Progressive proglacial to subglacial deformation and syntectonic sedimentation at the margins of the Mid-Pleistocene British Ice Sheet : evidence from north Norfolk, UK

Detailed analysis and interpretation of the stratigraphy and structures developed within polydeformed sediments exposed in the coastal section between West Runton and Sheringham (eastern England) has allowed the characterisation of the glacitectonic signature associated with the advance of a major Mid-Pleistocene (Anglian) ice sheet. The sequence of pre-glacial deposits and glacial sediments laid down during earlier southerly directed ice advances (D1–D2) is deformed and disrupted by an ice advance from the west/southwest that marks a major change in ice flow dynamics in northern East Anglia. The simplest interpretation of this deformation event (D3) is in terms of a progressive proglacial to subglacial deformation model. Proglacial deformation occurred in advance of the ice margin and was dominated by thrusting.
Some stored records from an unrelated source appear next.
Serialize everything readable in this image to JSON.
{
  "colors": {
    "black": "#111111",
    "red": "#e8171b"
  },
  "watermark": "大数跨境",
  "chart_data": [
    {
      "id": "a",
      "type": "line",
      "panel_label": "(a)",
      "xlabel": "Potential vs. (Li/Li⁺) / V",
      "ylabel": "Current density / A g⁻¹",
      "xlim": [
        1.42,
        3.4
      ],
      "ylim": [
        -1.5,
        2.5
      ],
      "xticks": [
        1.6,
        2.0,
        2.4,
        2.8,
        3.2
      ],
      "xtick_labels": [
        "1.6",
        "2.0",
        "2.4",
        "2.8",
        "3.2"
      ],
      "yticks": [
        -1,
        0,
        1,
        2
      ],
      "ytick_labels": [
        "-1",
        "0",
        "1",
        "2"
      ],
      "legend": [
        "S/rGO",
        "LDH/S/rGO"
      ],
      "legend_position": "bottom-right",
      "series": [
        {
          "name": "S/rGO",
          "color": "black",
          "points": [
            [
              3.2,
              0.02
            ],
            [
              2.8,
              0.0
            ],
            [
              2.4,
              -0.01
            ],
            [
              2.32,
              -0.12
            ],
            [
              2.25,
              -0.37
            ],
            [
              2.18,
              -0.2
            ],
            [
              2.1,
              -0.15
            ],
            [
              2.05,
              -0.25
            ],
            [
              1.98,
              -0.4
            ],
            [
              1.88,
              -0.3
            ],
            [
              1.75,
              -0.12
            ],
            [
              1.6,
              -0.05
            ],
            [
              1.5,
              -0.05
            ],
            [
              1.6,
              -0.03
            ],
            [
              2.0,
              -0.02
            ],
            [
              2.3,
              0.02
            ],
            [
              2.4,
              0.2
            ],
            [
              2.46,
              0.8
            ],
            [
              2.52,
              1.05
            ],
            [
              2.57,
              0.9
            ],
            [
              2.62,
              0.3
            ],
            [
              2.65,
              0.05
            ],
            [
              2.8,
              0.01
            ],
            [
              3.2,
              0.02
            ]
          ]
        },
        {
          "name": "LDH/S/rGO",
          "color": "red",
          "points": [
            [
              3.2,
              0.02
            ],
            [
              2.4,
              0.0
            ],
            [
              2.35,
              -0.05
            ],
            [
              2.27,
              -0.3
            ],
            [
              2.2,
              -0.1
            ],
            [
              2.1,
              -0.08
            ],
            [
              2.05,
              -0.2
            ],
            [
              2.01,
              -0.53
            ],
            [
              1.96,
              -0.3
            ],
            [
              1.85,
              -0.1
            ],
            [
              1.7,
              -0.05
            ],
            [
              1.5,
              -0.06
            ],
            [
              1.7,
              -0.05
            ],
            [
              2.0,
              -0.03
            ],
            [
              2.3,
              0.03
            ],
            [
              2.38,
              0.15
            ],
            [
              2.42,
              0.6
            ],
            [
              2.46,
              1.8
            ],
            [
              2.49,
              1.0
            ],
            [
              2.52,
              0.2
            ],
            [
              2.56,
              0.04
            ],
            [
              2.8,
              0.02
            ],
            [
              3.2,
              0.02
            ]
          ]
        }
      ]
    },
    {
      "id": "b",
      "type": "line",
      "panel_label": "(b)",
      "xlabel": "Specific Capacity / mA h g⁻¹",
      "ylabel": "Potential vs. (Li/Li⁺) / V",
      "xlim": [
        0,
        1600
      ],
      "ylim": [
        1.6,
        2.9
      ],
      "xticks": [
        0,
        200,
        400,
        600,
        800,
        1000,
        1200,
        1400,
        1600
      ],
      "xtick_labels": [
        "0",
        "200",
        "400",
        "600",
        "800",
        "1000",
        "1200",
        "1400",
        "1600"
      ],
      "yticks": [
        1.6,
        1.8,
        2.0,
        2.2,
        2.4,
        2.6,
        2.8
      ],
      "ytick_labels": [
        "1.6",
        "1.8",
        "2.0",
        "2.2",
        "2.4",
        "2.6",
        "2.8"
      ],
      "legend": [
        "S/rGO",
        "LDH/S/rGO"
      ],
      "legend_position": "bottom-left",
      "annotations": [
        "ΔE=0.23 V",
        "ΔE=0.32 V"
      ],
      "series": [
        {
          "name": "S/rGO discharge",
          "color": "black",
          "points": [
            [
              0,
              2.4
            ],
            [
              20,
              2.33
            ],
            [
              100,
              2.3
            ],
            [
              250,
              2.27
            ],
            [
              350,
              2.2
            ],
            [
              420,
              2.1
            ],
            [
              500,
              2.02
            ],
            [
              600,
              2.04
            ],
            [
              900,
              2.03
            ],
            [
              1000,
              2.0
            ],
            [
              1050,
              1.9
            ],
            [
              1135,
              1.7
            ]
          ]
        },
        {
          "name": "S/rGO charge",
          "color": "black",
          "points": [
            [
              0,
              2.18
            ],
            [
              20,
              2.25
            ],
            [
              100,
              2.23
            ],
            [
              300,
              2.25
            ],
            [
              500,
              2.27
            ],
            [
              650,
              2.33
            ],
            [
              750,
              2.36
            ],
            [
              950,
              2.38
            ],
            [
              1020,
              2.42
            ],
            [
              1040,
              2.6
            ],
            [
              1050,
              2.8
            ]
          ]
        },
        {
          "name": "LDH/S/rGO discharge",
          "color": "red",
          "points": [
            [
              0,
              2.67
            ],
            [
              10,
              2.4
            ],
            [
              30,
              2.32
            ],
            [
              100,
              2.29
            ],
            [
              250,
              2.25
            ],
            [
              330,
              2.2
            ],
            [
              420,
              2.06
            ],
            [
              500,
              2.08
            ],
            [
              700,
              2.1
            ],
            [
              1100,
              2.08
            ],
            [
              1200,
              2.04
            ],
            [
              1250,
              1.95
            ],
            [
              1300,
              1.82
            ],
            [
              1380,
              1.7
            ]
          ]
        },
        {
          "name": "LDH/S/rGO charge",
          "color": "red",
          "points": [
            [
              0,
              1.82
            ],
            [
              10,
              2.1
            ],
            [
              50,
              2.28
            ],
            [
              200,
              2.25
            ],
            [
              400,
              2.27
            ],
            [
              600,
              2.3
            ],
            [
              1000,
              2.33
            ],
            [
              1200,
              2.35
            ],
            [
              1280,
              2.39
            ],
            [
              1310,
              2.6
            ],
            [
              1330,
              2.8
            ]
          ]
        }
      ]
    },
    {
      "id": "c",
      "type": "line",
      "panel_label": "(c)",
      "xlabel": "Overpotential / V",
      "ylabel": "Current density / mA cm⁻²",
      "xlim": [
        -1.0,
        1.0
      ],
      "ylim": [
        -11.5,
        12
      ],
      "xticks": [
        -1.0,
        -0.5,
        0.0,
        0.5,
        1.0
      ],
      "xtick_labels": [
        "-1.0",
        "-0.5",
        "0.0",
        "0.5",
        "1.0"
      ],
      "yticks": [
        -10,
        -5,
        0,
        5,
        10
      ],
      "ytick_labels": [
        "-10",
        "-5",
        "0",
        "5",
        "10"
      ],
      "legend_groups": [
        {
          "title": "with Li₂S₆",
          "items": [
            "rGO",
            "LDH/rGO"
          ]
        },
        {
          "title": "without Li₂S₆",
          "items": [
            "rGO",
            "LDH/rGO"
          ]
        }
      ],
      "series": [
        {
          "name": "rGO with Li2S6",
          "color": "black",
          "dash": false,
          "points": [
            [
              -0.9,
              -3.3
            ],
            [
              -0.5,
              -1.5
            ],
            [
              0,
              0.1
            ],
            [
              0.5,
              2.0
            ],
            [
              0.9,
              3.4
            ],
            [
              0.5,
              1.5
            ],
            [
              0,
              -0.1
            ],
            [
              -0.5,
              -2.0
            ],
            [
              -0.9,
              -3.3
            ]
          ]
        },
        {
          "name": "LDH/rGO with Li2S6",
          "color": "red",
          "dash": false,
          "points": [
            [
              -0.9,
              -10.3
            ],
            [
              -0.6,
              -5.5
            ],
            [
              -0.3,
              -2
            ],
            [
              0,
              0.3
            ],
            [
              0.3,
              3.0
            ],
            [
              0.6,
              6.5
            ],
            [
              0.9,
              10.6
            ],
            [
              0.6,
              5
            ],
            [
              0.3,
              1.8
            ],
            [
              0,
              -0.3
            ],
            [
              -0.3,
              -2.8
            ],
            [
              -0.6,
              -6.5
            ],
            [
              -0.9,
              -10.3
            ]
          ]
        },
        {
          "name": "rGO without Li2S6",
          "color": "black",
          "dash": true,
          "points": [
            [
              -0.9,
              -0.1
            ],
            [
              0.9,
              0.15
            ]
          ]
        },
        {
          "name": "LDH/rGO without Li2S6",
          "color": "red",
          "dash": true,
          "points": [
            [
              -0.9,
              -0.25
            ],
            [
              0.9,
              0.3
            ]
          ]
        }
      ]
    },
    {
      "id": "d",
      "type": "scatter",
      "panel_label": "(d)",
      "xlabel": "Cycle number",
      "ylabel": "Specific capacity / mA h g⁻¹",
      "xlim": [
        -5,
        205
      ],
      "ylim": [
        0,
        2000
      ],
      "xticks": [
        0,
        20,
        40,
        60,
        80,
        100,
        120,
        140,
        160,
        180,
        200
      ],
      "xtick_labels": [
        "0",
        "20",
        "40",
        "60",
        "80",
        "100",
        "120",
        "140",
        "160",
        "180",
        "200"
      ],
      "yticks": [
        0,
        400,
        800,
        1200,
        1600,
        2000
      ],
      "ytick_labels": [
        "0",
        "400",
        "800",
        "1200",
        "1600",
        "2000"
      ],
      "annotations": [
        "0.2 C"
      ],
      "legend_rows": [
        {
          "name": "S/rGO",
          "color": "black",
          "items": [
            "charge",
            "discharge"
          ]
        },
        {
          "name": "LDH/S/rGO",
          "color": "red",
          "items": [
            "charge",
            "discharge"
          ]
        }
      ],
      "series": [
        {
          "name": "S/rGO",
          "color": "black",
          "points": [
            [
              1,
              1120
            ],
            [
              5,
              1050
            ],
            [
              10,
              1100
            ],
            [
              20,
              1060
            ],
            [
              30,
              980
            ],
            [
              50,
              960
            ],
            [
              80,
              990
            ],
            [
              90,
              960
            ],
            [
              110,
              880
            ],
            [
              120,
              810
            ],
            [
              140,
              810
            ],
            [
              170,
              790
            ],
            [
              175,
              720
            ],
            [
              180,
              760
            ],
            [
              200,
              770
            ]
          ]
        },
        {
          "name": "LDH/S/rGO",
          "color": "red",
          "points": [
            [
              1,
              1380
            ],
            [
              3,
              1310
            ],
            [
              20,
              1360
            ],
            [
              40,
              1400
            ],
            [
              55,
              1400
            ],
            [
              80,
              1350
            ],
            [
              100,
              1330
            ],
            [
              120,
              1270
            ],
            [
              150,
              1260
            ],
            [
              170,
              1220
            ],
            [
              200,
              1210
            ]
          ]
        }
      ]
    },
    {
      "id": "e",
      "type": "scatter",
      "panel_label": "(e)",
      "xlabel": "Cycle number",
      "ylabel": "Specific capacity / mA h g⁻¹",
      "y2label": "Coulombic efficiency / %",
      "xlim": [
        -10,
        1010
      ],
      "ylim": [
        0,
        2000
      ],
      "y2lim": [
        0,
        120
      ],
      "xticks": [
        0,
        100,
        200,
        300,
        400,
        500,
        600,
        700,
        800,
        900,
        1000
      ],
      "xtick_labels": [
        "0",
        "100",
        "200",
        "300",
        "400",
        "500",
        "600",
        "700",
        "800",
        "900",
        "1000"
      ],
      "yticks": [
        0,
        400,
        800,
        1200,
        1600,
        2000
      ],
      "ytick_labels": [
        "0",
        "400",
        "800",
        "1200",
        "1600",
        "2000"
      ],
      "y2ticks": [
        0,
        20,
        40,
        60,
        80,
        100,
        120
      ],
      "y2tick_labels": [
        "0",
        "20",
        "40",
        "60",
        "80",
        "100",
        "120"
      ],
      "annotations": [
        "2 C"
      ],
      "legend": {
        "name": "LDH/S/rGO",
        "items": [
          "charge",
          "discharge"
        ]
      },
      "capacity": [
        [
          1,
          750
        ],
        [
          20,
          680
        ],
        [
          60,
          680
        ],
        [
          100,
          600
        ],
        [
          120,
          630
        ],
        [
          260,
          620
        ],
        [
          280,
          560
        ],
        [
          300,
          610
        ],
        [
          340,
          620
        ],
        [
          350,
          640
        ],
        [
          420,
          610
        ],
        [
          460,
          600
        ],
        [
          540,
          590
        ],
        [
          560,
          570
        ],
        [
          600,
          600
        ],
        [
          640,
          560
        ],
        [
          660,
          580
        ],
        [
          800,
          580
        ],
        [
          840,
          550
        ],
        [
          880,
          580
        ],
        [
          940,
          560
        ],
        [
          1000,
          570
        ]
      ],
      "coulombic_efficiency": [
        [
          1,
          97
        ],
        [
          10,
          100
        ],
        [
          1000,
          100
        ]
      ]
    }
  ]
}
Positive topographic features which developed above the propagating thrusts controlled sediment dispersal patterns within outwash sandur, leading to the formation of small sub-basins between these morainic ridges. The accretion of the wedge-shaped, proglacial thrust moraines to the main push moraine formed at the margin of the advancing glacier may have temporarily stalled forward motion of the ice. Thrusting and large-scale folding associated with ice-marginal deformation led to the stacking of material excavated from further up-ice onto the stoss-side of these accreted thrust-related moraines that allowed the glacier to override the obstruction. Subglacial deformation was highly variable in its style and intensity ranging from heterogeneous folding and thrusting, through to more pervasive ductile shearing associated with the formation of a subglacial shear zone. The thickness and complexity of this shear zone increases up-ice, where it is characterised by a thick glacitectonic me´ lange. The pore water content of the deforming sediments controlled the pattern of deformation within the shear zone. However, an increase in the efficiency of the drainage system towards the front of the glacier would have led to a rapid thinning of this water-enhanced zone of ductile shear. Evidence from north Norfolk suggests that zones of preferential pore water flow within the glacier bed are a major controlling factor on the location of the subglacial shear zone. Consequently, the bulk of the forward motion of the glacier may not be accommodated by shearing within the sediments immediately below its base, but occur at a deeper level within the deforming bed.